Shirley Jones and Patrick Cassidy in “The Music Man.” source Wikimedia Commons.
The angel-voiced small town girl from Pennsylvania is actively promoting her new book, “Shirley Jones: A Memoir” since the July publication.
If the mythic story of Lana Turner’s discovery at Schwab’s Drug Store is legendary, Jones’ transformation from a high school senior wanting to study veterinary medicine to an ingenue auditioning for Rodgers and Hammerstein is beyond legendary.
The book tells how the 18-year-old met the famous team through a friend from summer stock. Within months — after starting as a chorus girl in a road show of “South Pacific — Jones snagged the coveted movie role of Laurie in “Oklahoma.”
As the “As Seen on TV” commercial states, “But, wait, there’s more….”
This book is Jones’ way of telling the world — behind all the peaches and cream — Jones is a bad girl. In the introduction, Jones says, “I have never myself been that innocent or ever been that kind of an ingenue.”
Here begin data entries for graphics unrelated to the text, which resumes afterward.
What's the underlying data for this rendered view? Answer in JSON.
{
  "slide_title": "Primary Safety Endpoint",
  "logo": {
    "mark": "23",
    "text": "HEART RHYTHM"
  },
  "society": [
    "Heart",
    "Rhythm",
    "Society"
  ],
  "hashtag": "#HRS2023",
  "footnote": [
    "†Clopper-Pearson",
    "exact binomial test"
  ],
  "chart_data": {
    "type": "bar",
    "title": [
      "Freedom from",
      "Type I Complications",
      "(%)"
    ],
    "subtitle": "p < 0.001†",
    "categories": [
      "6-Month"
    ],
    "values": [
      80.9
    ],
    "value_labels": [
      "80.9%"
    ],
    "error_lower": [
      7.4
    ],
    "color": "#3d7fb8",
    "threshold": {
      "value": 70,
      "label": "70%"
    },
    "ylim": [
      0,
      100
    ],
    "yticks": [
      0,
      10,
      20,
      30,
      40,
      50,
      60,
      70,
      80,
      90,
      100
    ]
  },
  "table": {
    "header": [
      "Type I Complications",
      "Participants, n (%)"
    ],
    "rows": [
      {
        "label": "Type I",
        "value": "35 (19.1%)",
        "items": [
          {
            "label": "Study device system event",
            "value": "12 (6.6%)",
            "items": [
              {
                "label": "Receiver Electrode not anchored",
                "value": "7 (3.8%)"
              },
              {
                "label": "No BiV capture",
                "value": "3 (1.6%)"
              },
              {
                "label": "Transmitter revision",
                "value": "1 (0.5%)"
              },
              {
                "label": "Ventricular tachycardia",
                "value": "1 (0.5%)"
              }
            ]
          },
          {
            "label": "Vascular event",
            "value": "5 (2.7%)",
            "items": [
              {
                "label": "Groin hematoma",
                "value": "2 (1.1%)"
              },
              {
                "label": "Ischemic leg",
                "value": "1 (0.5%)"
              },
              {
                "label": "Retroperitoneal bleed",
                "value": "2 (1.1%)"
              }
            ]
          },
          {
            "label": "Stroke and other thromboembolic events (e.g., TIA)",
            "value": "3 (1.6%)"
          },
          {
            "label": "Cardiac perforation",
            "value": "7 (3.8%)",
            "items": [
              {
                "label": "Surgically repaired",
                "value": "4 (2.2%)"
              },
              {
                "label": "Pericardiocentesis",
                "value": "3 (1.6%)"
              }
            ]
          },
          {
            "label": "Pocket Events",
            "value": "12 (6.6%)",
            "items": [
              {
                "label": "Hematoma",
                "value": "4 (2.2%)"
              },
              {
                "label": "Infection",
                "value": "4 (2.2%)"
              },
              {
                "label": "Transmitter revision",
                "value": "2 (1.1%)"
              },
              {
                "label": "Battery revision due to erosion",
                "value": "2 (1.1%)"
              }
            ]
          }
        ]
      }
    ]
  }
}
“And then there is my sexuality, when I was in my prime and now that I am on the threshold of my eighties, I plan to tell the truth about that aspect of my life, and to rip away the seven veils and reveal every facet of Shirley Jones, however shocking that may be to you or Mrs. Partridge or Marian the Librarian.”
Beyond the few details about her career in the wholesome musicals, Jones tells of her on-again-off-again relationship with Jack Cassidy, a celebrity she calls “the love of her life” and “sexual Svengali.”
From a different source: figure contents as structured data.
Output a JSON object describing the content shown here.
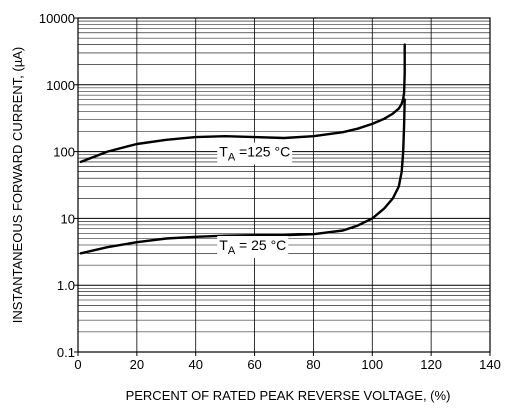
{
  "chart_data": {
    "type": "line",
    "title": "",
    "xlabel": "PERCENT OF RATED PEAK REVERSE VOLTAGE, (%)",
    "ylabel": "INSTANTANEOUS FORWARD CURRENT, (µA)",
    "xlim": [
      0,
      140
    ],
    "ylim": [
      0.1,
      10000
    ],
    "yscale": "log",
    "grid": true,
    "x_ticks": [
      0,
      20,
      40,
      60,
      80,
      100,
      120,
      140
    ],
    "x_tick_labels": [
      "0",
      "20",
      "40",
      "60",
      "80",
      "100",
      "120",
      "140"
    ],
    "y_ticks": [
      0.1,
      1,
      10,
      100,
      1000,
      10000
    ],
    "y_tick_labels": [
      "0.1",
      "1.0",
      "10",
      "100",
      "1000",
      "10000"
    ],
    "series": [
      {
        "x": [
          1,
          10,
          20,
          30,
          40,
          50,
          60,
          70,
          80,
          90,
          95,
          100,
          104,
          107,
          109,
          110,
          110.5,
          110.8,
          111,
          111
        ],
        "y": [
          70,
          100,
          130,
          150,
          165,
          170,
          165,
          160,
          170,
          195,
          220,
          260,
          310,
          370,
          440,
          520,
          620,
          760,
          1500,
          4000
        ]
      },
      {
        "x": [
          1,
          10,
          20,
          30,
          40,
          50,
          60,
          70,
          80,
          90,
          95,
          100,
          104,
          107,
          109,
          110,
          110.5,
          110.8,
          111
        ],
        "y": [
          3,
          3.7,
          4.4,
          5.0,
          5.3,
          5.5,
          5.6,
          5.6,
          5.8,
          6.6,
          7.8,
          10,
          14,
          20,
          30,
          50,
          100,
          250,
          600
        ]
      }
    ],
    "annotations": [
      {
        "id": "t125",
        "base": "T",
        "sub": "A",
        "text": " =125  °C"
      },
      {
        "id": "t25",
        "base": "T",
        "sub": "A",
        "text": " = 25  °C"
      }
    ]
  }
}
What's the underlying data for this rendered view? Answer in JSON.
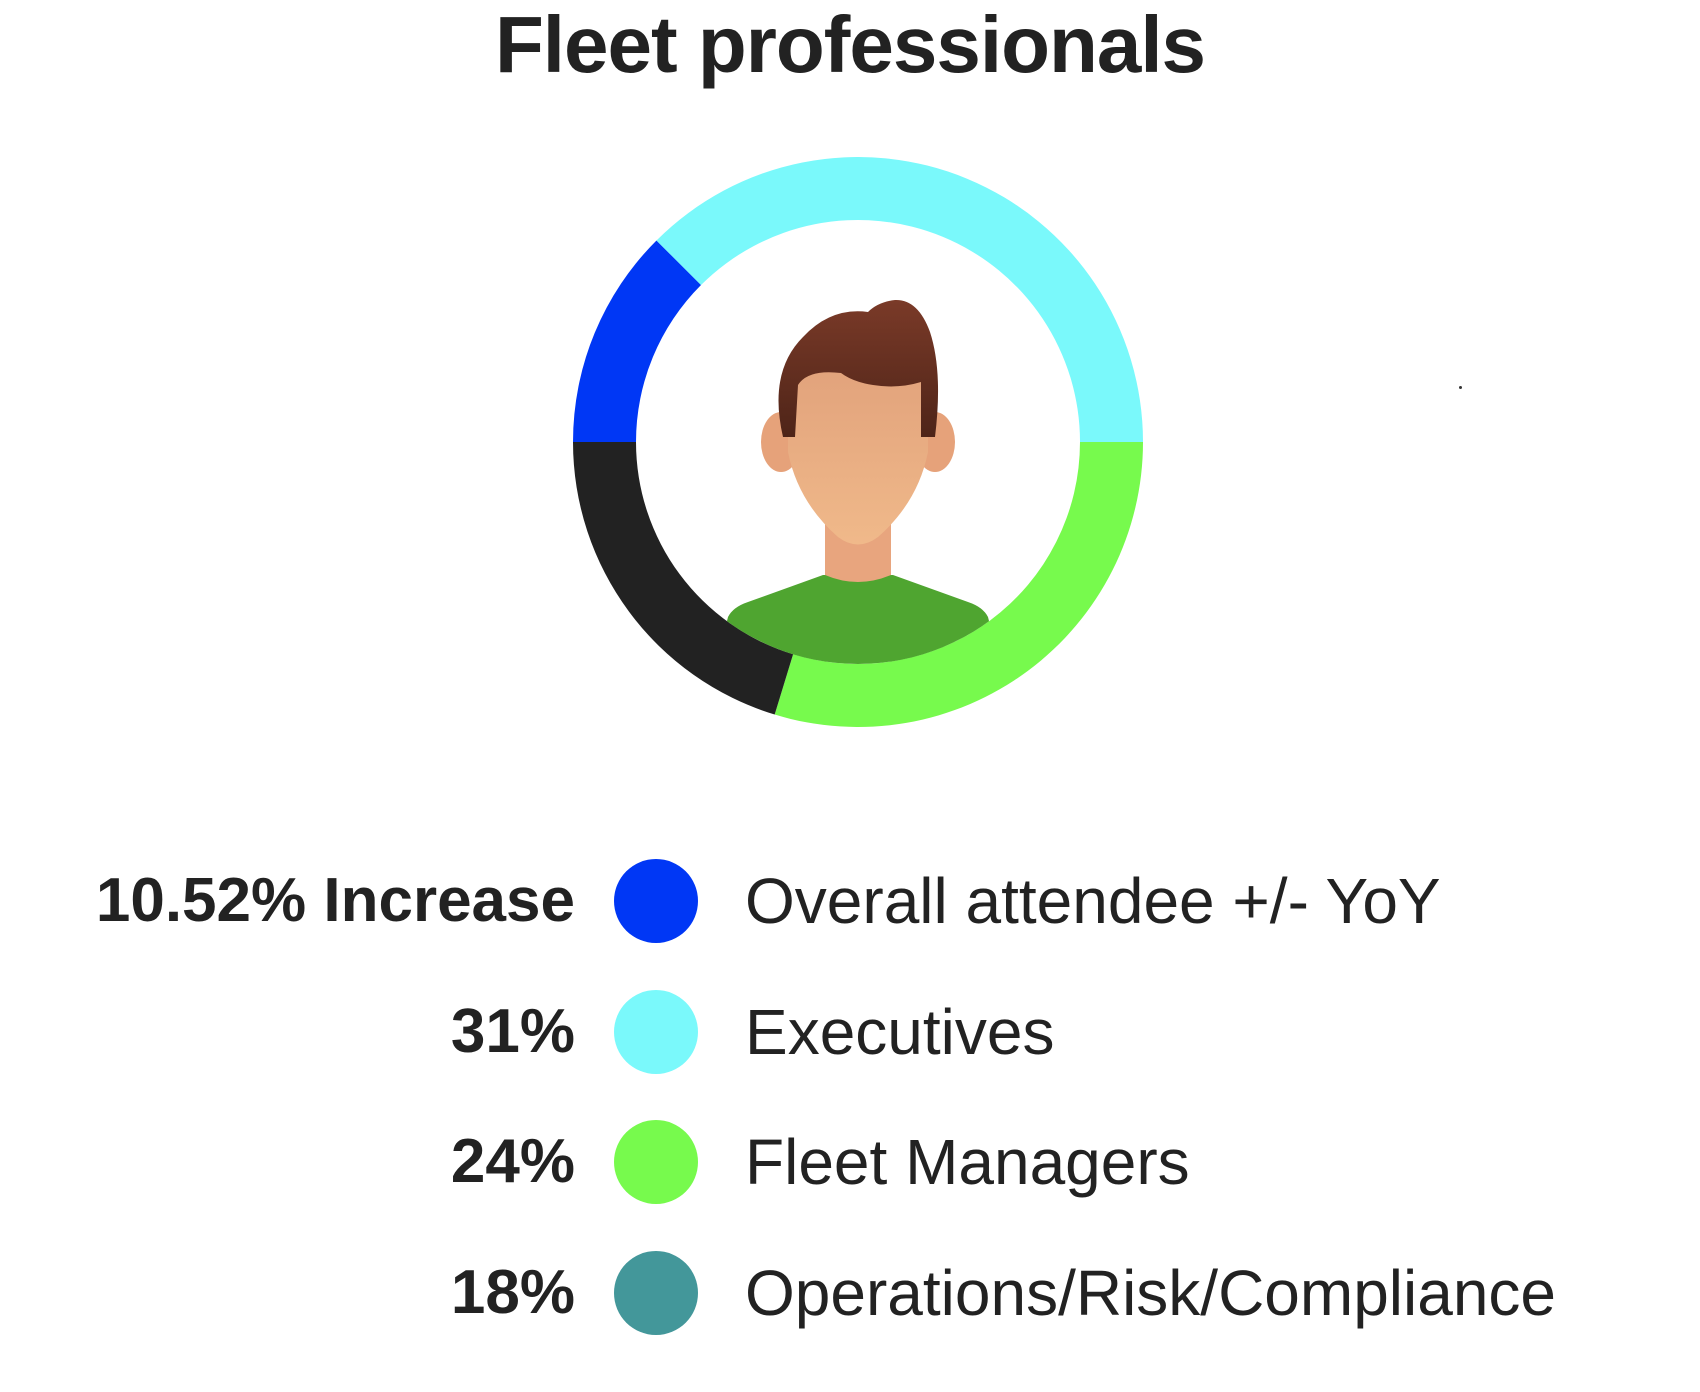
{
  "title": "Fleet professionals",
  "chart_data": {
    "type": "pie",
    "variant": "donut",
    "title": "Fleet professionals",
    "rings": [
      {
        "name": "Overall attendee +/- YoY",
        "color": "#0037F5",
        "value_deg": 45
      },
      {
        "name": "Executives",
        "color": "#7AF9FB",
        "value_deg": 135
      },
      {
        "name": "Fleet Managers",
        "color": "#77FA4D",
        "value_deg": 107
      },
      {
        "name": "Operations/Risk/Compliance",
        "color": "#222222",
        "value_deg": 73
      }
    ],
    "legend": [
      {
        "value": "10.52% Increase",
        "label": "Overall attendee +/- YoY",
        "color": "#0037F5"
      },
      {
        "value": "31%",
        "label": "Executives",
        "color": "#7AF9FB"
      },
      {
        "value": "24%",
        "label": "Fleet Managers",
        "color": "#77FA4D"
      },
      {
        "value": "18%",
        "label": "Operations/Risk/Compliance",
        "color": "#43979A"
      }
    ],
    "legend_placement": "bottom",
    "center_image": "person-avatar-icon"
  }
}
Cassidy is the bad boy in this story, the man who introduced her to sex and convinced her to participate in a threesome with a showgirl she calls “Jean.” Cassidy also introduced her to amyl nitrate (poppers), which she said, “I couldn’t help confessing to Jack that the effect was amazing and enhanced my orgasm immensely.”
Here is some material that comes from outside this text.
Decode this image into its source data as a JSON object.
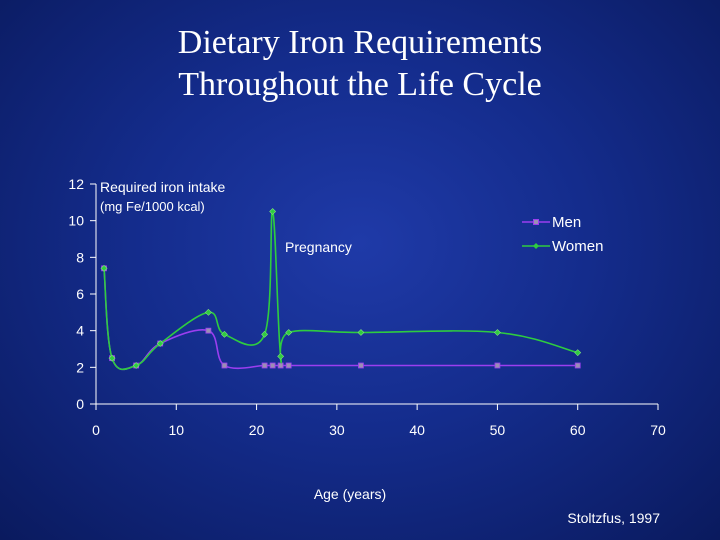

Jones constantly builds up Cassidy, even though she left him at one point because of his drinking and erratic behavior. They were divorced and she married comedian Marty Ingels. She has been married to Ingels for several decades. Cassidy died in a home fire after their divorce.
The book generated news as superstar Joan Collins got into a snit about an accusation Jones made of sexual inappropriateness by Collins’ late husband singer Anthony Newley. Collins’ cease and desist letter convinced Simon and Schuster to remove all references to this “non-event,” a solicitation for an activity with the two couples, that didn’t happen. (This reference was in the copy of my eBook purchased in July.)
While the Collins letter made the news in early August, an August 11 edition of the New York Times Book Review references the accusation in detail. I kept my paper copy of the Book Review; as of this morning Joan Collins is still in the review, though her name has been removed from all future printings and the electronic edition.
The book disappointed me. If I wanted soft porn, I would read soft porn. I’m not sure this book even makes it into that category, with Jones’ antiquated use of words like “swinging” and “petting.” Her carefully, cultivated small-town girl image was long perpetuated by her publicists through vehicles like this sugary sweet 1970s “This is your Life.”
My father was a high school teacher, often charged with taking students on a senior trip to New York City. In the late 1950s and early 1960s, my parents owned a number of original cast albums they played repeatedly on an RCA Victor blonde-wood hi-fi. It’s no wonder with this early exposure that I became a big fan of Jones’ musical roles.
Jones also proved early that she had the chops for real drama. Cast against type with Burt Lancaster in “Elmer Gantry,” Jones won an Oscar for her portrayal of the prostitute Lulu Baines.
Raising a young family with husband Cassidy, Jones turned to television in the next decade with “The Partridge Family,” a popular show about a widow with five children and their band. The family traveled to musical events in their psychedelic van. The plots revolved around the usual inane sitcom family antics. What made this show unusual was that it also starred Jones’ stepson, David Cassidy, who built a musical career and had his fifteen minutes of fame in the early 70s with such hits as “I Think I Love You.”
Ready to read a nice little history about the small town girl from Pennsylvania? This probably isn’t the book for you. Even perusing the title chapters from “A Beautiful Morning” to”Out of My Dreams,” the reader is prepared for an easy look back at Jones’ career. As a fan of musicals, I wanted deeper knowledge about life on the set, and some questions answered:
- Why was Shirley Jones cast in “The Music Man” over Broadway star Barbara Cook, who nailed the theater version alongside Robert Preston, who played Professor Harold Hill on both stage and screen?
- What was it like to work with Gordon McCrae, not once, but twice in “Oklahoma” and “Carousel?”
- Why did Frank Sinatra stalk off the set of “Carousel” on the first day of taping, before one scene was shot?
While the book does answer why Sinatra didn’t do “Carousel,” it lacks the kind of behind-the-scenes stories I expected from an autobiography of a star like Jones.
While I understand the joy of autobiography for Jones in her eighth decade is telling her own story as she see fits, it wasn’t the story I wanted to read.
Published August 21, 2013 at “The Broad Side.”